We were talking of the speed of Greyhounds, which has been said to be equal to that of the fleetest horse, and a singular circumstance which occurred at Doncaster, in Yorkshire, sometime since, proved that it was not much inferior. A mare cantering over the Doncaster course, her competitor having been withdrawn, was joined by a Greyhound bitch, when she had proceeded about a mile, she seemed determined to race with the mare, which the jockey on the latter humoured, and gradually increased his pace, until at the distance, they put themselves at their full speed. The mare beat her antagonist only by a short head.
The race horse is perhaps from his superior strength and length of stride, generally able to outrun the Greyhound on level ground, but the latter would have the pull over him in a hilly country, or over ground at all rough or uneven.
The Greyhound is said to be deficient in attachment to his master and in general intelligence. There is some truth in the imputation, but he has, in fact, far less even than the hound, the opportunity of forming individual attachments and no other exercise of the mind is required of him, than to follow the game which starts up before him and catch it, if he can. If, however, he is closely watched, he will be found to have all the intellect his situation requires.
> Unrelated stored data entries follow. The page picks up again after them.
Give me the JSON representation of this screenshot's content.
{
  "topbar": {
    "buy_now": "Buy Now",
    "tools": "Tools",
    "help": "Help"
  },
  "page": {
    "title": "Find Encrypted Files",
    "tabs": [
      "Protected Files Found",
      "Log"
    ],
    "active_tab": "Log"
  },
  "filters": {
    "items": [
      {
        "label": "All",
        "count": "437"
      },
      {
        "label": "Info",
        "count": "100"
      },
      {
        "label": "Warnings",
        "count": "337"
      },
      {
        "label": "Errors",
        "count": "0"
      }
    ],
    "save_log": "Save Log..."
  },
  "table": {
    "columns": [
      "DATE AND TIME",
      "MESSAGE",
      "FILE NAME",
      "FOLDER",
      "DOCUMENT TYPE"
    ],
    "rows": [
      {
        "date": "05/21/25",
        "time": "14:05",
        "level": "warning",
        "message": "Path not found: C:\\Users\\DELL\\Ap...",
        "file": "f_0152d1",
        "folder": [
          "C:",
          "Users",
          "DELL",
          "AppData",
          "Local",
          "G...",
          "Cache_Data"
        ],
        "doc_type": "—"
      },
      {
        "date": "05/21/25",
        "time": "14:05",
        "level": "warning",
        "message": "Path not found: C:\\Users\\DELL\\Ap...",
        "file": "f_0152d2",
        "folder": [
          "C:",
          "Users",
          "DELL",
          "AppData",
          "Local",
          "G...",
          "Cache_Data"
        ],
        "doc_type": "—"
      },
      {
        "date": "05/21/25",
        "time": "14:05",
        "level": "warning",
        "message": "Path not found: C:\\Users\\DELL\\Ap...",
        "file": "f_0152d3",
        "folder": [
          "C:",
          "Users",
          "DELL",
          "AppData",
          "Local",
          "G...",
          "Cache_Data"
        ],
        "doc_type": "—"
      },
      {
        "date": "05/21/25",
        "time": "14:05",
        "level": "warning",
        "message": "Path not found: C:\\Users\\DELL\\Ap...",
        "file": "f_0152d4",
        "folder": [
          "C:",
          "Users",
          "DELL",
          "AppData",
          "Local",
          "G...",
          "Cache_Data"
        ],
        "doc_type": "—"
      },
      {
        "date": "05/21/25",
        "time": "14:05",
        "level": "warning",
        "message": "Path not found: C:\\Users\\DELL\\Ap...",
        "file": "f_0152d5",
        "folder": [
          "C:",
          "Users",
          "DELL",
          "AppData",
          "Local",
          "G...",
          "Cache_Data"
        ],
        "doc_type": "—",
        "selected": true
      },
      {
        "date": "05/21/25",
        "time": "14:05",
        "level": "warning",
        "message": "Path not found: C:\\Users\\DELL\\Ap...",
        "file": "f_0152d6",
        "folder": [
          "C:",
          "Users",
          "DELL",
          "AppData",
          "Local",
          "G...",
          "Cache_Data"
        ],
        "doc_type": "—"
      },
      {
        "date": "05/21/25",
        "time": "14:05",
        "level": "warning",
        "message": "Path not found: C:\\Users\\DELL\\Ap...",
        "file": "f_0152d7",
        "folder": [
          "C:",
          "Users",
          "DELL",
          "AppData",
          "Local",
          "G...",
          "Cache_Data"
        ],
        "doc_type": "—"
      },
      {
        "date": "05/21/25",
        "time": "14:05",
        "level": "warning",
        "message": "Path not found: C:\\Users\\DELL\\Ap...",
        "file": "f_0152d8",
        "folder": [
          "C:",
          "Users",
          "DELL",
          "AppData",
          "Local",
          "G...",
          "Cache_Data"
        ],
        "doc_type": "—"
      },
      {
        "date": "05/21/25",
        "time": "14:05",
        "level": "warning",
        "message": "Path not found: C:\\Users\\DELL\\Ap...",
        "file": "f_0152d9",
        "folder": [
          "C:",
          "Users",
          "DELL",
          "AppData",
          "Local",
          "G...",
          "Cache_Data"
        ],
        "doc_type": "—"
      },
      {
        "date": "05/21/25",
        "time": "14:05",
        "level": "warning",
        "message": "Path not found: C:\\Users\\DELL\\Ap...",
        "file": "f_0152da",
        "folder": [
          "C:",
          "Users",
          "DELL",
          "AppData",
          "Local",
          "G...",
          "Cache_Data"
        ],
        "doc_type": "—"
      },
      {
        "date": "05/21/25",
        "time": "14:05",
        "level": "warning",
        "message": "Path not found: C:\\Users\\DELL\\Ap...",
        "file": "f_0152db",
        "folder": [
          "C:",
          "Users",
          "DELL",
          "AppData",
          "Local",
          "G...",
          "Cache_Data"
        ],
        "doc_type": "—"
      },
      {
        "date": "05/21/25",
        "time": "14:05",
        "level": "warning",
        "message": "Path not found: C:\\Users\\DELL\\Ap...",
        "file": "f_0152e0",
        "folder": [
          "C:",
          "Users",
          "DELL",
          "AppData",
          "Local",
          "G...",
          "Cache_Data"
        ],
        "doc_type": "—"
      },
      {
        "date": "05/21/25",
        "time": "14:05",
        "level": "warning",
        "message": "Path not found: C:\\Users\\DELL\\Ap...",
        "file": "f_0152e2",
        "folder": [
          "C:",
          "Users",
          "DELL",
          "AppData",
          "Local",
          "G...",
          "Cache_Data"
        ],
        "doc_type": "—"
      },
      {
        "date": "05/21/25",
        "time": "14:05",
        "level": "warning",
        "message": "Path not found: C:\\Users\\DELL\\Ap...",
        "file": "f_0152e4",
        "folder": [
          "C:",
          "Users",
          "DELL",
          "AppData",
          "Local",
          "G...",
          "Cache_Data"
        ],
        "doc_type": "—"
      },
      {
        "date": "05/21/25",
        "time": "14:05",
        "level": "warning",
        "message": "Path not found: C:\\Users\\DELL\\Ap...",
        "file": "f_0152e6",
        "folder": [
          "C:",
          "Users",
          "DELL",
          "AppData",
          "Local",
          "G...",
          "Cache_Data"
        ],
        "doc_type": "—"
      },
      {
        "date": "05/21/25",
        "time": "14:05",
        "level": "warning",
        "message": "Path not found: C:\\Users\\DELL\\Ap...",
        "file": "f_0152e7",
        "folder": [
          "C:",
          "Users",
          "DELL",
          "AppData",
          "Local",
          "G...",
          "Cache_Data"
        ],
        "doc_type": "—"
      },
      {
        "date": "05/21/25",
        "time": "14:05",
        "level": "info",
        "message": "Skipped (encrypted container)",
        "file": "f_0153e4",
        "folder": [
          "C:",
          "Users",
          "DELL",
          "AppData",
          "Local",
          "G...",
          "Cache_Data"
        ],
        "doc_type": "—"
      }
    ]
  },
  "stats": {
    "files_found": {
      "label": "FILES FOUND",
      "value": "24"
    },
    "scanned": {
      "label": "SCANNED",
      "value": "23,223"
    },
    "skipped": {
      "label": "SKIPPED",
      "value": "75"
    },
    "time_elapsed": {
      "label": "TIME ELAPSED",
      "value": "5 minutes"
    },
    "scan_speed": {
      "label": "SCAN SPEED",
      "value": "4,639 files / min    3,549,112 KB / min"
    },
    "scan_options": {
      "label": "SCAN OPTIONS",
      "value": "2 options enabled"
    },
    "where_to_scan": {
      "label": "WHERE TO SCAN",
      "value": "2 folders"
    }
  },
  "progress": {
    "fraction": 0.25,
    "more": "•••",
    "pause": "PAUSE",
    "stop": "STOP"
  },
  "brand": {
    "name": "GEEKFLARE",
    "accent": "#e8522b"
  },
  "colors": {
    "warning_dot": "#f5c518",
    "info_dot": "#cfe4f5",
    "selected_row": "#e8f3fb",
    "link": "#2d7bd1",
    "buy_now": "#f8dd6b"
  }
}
In illustration of this, I remember reading in a very old doggy book, an account of two greyhounds said to be as arrant thieves as ever lived. They would now and then steal into the cooking house, belonging to the kennels, lift up the boiler lid with their noses or paws, and if any portion of the joints or pieces of meat rose above the water, suddenly seize them and before there was time for them to suffer much from the heat, fling it out on the stone floor and eat it at their leisure, when it had grown cold. In order to prevent this, the top of the boiler was secured by an iron rod, passing under its handle and tied to the handle of the boiler on each side; and not many days passed before they found out they could gnaw the cords around it, displace the rod and fish out the meat as before. Small chains were then substituted for the cords and the meat was cooked in safety for nearly a week, when they found that by rearing on their hind legs and applying their united strength towards the upper part of the boiler, they could lift it off the fire and roll it on the floor, so getting at the soup or broth, although the meat was not in their reach.